Voordelen notificatiesysteem
Maar dit is niet per se een slechte zaak. In een aantal EU-landen, zoals België en Frankrijk, is al een notificatiesysteem voor voedingssupplementen van kracht. In de praktijk zien we dat dit ook kan werken als een zogenaamd ‘veiligheidsstempel’. Dit houdt in dat supplementen die op die markten zijn toegestaan, mogelijk ook in andere lidstaten gemakkelijker toegang tot de markt krijgen. Bovendien staat er een nieuw instrument ter beschikking aan exploitanten van levensmiddelenbedrijven sinds de nieuwe Verordening inzake Wederzijdse Erkenning in april 2020 van toepassing is geworden.

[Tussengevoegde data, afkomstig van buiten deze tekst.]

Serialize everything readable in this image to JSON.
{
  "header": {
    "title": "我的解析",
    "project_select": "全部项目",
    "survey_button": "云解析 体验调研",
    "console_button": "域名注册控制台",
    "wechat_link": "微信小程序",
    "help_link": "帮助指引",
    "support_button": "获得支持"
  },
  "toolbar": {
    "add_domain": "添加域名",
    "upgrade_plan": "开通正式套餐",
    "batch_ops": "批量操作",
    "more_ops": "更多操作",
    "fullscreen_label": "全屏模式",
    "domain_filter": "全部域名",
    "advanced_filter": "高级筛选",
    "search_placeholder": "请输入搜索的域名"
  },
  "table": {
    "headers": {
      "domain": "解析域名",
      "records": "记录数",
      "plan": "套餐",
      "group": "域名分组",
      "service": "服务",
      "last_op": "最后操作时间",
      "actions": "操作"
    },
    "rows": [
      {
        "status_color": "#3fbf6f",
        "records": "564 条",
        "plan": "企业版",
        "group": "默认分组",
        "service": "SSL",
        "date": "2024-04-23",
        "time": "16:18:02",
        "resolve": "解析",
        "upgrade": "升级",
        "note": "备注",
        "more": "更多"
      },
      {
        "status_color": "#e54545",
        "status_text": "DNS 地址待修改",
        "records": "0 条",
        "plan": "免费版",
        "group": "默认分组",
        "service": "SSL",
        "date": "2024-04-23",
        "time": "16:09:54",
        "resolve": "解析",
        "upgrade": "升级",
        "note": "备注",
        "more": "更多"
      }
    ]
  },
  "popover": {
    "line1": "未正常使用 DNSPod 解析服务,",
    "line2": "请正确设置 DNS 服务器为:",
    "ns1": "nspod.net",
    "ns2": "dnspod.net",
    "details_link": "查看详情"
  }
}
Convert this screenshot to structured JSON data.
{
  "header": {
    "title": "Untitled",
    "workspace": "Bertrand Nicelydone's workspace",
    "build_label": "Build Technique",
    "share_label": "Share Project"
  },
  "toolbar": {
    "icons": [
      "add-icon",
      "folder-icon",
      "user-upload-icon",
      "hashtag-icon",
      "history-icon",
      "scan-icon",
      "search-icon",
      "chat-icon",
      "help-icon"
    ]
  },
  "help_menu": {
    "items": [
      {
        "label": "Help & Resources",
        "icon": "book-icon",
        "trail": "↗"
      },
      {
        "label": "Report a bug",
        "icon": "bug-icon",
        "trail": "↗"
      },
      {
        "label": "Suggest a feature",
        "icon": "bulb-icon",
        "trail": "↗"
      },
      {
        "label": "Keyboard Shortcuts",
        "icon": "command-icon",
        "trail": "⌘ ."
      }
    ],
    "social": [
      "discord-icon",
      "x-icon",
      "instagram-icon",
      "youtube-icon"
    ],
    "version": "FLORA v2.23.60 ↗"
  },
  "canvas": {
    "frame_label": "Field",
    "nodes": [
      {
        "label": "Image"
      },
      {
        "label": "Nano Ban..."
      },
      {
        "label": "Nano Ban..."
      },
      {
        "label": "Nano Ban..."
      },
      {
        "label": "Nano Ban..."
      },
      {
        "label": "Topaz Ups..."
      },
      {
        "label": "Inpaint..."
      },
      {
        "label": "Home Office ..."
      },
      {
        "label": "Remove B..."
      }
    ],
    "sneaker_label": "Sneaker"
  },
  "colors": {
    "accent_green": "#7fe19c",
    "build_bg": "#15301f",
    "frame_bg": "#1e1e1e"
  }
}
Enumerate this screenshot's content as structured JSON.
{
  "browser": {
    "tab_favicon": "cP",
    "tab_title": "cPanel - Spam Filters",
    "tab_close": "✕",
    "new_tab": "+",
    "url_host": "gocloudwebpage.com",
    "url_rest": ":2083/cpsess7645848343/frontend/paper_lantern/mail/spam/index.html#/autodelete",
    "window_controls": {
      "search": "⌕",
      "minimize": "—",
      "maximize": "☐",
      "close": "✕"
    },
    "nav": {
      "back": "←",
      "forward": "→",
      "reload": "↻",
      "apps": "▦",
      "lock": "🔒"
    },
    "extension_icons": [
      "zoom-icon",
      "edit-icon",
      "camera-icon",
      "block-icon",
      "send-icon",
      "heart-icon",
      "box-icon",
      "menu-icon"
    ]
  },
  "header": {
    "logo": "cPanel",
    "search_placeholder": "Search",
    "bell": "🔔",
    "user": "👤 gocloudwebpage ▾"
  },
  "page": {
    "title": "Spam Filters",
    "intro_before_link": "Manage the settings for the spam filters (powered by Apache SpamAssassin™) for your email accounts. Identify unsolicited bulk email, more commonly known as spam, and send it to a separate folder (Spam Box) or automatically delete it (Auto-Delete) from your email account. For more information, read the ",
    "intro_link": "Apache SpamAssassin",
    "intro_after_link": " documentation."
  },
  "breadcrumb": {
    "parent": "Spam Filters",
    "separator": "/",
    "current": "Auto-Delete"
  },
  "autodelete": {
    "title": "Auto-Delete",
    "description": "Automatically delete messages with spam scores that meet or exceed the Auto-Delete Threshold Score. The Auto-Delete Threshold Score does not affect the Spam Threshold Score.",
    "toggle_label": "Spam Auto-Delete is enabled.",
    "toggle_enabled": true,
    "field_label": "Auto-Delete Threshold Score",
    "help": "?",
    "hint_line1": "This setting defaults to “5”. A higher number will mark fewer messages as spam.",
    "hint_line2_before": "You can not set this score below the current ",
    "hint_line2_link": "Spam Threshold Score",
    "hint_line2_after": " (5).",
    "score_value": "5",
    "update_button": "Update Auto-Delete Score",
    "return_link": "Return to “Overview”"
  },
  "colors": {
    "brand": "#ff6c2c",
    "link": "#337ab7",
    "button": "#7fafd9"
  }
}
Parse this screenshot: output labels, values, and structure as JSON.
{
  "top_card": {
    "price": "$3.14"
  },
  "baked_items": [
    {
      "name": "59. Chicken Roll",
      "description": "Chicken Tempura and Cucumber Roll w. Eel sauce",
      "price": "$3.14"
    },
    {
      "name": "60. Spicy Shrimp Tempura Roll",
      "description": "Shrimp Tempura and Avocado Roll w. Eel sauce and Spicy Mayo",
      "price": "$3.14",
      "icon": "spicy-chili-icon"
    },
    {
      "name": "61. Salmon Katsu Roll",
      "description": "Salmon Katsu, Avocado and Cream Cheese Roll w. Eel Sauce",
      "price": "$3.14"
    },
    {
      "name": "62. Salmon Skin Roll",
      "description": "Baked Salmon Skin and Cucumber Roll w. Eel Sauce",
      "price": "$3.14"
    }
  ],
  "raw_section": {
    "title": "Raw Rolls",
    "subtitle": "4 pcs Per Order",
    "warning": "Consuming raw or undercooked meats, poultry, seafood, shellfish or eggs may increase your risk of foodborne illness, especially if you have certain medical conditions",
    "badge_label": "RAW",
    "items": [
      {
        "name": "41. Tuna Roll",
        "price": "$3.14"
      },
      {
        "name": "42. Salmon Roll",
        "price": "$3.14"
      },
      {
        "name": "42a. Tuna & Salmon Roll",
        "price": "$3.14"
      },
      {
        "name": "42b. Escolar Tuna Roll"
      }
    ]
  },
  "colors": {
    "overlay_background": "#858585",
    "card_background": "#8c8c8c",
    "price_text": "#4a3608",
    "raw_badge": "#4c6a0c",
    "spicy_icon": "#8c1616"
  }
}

Artikel 4 daarvan biedt de mogelijkheid om een vrijwillige verklaring op te stellen om de bevoegde autoriteiten van andere lidstaten aan te tonen dat een levensmiddel rechtmatig in de handel is gebracht, bijvoorbeeld in Nederland. De bevoegde autoriteiten in de lidstaat van bestemming kunnen zich alleen tegen verdere verhandeling in de EU verzetten op grond van een legitiem openbaar belang (bijvoorbeeld de volksgezondheid), dat bovendien is vastgelegd in een nationale technische regel. Ik verwacht dat dit een nuttig instrument zal zijn voor het verdere verkeer van voedingssupplementen op de interne markt.
Meer duidelijkheid
Tot slot verwacht ik dat de Nederlandse nationale lijst van onveilige en dus verboden stoffen voor voedingssupplementen ook op dit gebied meer duidelijkheid zal verschaffen, op voorwaarde dat deze lijst ook gemakkelijk toegankelijk zal zijn voor exploitanten van levensmiddelenbedrijven in het buitenland. Wanneer deze exploitanten van levensmiddelenbedrijven zich inderdaad naar behoren informeren, zou een dergelijke lijst de succesvolle lancering van voedingssupplementen in de hele EU kunnen vergemakkelijken, met minder onduidelijkheid vóór de lancering en minder verrassingen daarna. Dat zou een goede zaak zijn.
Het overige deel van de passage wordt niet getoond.